Opinion: As Obesity Crushes Our Communities, California Can’t Afford to Cut Care
Obesity is a structural and systemic health crisis that demands a public health response.

By Rhonda Smith | Special to California Black Media Partners
Obesity is a structural and systemic health crisis that demands a public health response.
Across California, nearly one-third of adults are living with obesity, according to data from UCLA. But behind this number lies a deeper truth: obesity is a disease, not a choice, and Black and Brown communities are bearing the brunt of its consequences.
The proposed budget cuts to Medicaid/Medi-Cal threaten to make things significantly worse.
Obesity is linked to a host of chronic diseases, including diabetes, heart disease, and stroke, all of which Black and Brown communities experience with worse outcomes and higher disease-related deaths. These health conditions drive nearly half the cost of chronic disease care in the U.S., draining both lives and livelihoods. And the burden is not shared evenly. In California, 36.8% of Black adults are living with obesity, which is significantly higher than the state average.
Under-resourced communities already face barriers to accessing quality healthcare nutritious food, safe places to be active, and culturally competent healthcare providers.
California has the highest total obesity-related medical costs in the United States, with annual medical care expenditures of adults with obesity nearly three times greater than for adults with normal weight, the greatest difference of any state.
Recent studies show that the obesity rate in California is projected to increase to 41% by 2030. Cutting access to effective, evidence-based treatments will exacerbate the disparities and costs — particularly for newer classes of medications, such as GLP-1 drugs.
These medications are proving to be effective not just at managing obesity, but at reducing downstream health conditions and costs. A recent workforce analysis from Aon found that individuals using GLP-1s saw a measurable reduction in healthcare spending, which could also result in potential gains in productivity and fewer workdays lost to illness.
However, this isn’t just about cost containment, it’s about transforming our healthcare system into one that provides quality, equity-centered care for everyone. The state’s proposed budget will cut GLP-1 coverage under Medi-Cal, effectively denying access to these treatments for low-income and vulnerable Californians. At a time when we should be expanding healthcare access, the pending budget cuts will harm many Californians and their ability to live long, healthy lives, and it sends the wrong message about who we are and what we value.
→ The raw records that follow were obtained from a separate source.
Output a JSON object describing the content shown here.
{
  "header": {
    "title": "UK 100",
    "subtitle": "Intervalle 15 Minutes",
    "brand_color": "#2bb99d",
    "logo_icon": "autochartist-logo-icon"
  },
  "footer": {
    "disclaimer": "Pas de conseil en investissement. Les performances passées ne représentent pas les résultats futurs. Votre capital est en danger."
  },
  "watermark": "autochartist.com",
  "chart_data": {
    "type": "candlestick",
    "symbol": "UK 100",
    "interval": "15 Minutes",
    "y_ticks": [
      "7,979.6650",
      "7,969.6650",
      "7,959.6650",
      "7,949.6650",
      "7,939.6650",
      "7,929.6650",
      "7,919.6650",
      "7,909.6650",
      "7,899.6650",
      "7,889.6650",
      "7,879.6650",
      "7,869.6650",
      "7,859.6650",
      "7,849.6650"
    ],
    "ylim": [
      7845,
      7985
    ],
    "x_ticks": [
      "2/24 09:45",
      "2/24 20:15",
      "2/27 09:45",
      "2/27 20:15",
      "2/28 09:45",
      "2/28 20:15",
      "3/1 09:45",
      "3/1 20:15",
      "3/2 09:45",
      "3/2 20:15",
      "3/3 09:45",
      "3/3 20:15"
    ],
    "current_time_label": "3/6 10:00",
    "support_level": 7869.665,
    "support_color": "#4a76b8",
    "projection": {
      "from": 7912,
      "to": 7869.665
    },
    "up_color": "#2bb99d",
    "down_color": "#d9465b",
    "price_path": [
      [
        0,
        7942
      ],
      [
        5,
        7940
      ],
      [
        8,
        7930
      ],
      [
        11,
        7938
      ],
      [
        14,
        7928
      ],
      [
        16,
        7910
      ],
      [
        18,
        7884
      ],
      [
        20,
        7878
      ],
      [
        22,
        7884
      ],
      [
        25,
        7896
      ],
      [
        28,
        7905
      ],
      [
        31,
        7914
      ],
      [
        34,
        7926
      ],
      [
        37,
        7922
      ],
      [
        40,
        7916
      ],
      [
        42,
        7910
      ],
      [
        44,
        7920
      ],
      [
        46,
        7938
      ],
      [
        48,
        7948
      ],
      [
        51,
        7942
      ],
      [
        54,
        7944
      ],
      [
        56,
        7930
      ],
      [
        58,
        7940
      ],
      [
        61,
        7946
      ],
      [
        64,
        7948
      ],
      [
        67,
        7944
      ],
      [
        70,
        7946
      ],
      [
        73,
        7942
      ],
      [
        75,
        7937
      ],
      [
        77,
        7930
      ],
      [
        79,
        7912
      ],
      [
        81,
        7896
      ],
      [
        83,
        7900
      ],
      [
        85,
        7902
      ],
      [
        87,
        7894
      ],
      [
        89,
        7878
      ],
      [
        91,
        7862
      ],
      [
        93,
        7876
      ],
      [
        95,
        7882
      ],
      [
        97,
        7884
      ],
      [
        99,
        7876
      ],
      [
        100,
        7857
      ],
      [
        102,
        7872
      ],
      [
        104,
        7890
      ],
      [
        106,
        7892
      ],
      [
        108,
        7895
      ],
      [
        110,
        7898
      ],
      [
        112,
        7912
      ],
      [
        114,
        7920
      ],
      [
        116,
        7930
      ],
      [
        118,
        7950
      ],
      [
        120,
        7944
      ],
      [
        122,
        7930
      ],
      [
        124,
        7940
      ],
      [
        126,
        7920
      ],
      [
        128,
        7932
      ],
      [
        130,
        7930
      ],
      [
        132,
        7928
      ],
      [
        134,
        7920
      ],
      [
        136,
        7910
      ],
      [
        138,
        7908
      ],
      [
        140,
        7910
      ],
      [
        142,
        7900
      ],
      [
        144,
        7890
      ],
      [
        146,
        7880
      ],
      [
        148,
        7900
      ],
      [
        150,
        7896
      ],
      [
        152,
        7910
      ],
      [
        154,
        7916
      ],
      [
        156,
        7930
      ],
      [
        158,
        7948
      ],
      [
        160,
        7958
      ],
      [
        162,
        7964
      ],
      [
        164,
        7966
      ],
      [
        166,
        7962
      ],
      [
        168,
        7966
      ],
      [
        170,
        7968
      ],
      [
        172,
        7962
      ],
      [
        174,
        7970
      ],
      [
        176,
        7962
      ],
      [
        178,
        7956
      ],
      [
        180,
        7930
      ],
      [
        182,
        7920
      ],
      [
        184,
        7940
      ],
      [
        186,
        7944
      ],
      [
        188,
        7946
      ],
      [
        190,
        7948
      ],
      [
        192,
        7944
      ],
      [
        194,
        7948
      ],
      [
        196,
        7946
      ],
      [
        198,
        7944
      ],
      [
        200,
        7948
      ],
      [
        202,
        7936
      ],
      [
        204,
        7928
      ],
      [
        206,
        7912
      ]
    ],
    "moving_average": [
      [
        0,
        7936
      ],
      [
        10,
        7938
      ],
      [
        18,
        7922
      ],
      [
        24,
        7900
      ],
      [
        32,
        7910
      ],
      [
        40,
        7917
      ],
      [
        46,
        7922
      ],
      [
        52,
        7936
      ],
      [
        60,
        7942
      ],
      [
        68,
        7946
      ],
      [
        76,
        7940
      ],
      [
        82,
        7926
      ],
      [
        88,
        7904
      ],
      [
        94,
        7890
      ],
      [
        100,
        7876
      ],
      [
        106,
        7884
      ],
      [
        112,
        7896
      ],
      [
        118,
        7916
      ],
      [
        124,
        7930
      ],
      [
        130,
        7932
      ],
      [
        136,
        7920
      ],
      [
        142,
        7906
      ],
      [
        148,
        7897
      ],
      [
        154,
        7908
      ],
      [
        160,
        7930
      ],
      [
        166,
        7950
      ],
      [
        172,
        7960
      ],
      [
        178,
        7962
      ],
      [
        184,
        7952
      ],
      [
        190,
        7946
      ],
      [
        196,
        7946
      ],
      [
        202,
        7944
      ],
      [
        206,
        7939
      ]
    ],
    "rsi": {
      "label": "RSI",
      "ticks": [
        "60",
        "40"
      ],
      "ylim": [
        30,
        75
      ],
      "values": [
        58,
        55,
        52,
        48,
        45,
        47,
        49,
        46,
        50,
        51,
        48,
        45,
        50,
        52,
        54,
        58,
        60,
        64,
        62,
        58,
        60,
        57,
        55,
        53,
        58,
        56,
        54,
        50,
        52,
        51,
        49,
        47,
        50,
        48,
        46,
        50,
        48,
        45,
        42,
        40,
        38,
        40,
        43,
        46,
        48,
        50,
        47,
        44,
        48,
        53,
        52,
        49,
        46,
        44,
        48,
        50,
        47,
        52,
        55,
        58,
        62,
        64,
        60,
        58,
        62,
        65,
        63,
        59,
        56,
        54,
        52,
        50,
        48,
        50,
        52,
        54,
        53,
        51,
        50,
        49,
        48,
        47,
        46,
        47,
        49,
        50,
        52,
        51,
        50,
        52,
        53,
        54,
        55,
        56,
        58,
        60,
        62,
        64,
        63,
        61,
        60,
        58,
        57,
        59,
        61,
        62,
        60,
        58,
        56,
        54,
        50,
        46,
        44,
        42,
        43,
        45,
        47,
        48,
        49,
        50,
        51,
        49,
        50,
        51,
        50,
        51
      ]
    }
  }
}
While Black Californians represent about 7% of the total Medi-Cal enrollees, 1,013,251of them — about 50% of the state’s total Black population — are enrolled in Medi-Cal. The budget cuts risk reinforcing the very inequities California has pledged to dismantle. And while it may promise short-term savings, the long-term costs — medical, economic, and human lives — will far overshadow them.
California has long positioned itself as a leader in public health and health equity and we cannot retreat from being that beacon now. Instead of cutting access to healthcare services and treatments like obesity medications, we should be investing in scalable, community-driven solutions that address the root causes of health disparities.
State lawmakers must protect Medi-Cal coverage and preempt the risk of escalating costs and poorer health outcomes and focus on disease prevention and progression. Effective obesity treatments can be a solution. Equity, prevention, and a long-term vision should guide our budget choices, not short-term savings that come at the cost of our most vulnerable communities.
At such a critical moment for Americans’ healthcare at both the federal and state levels, California elected officials need to do the right thing and support coverage for anti-obesity medication, and protect Medi-Cal.
About the Author
Rhonda Smith is the Executive Director of the California Black Health Network.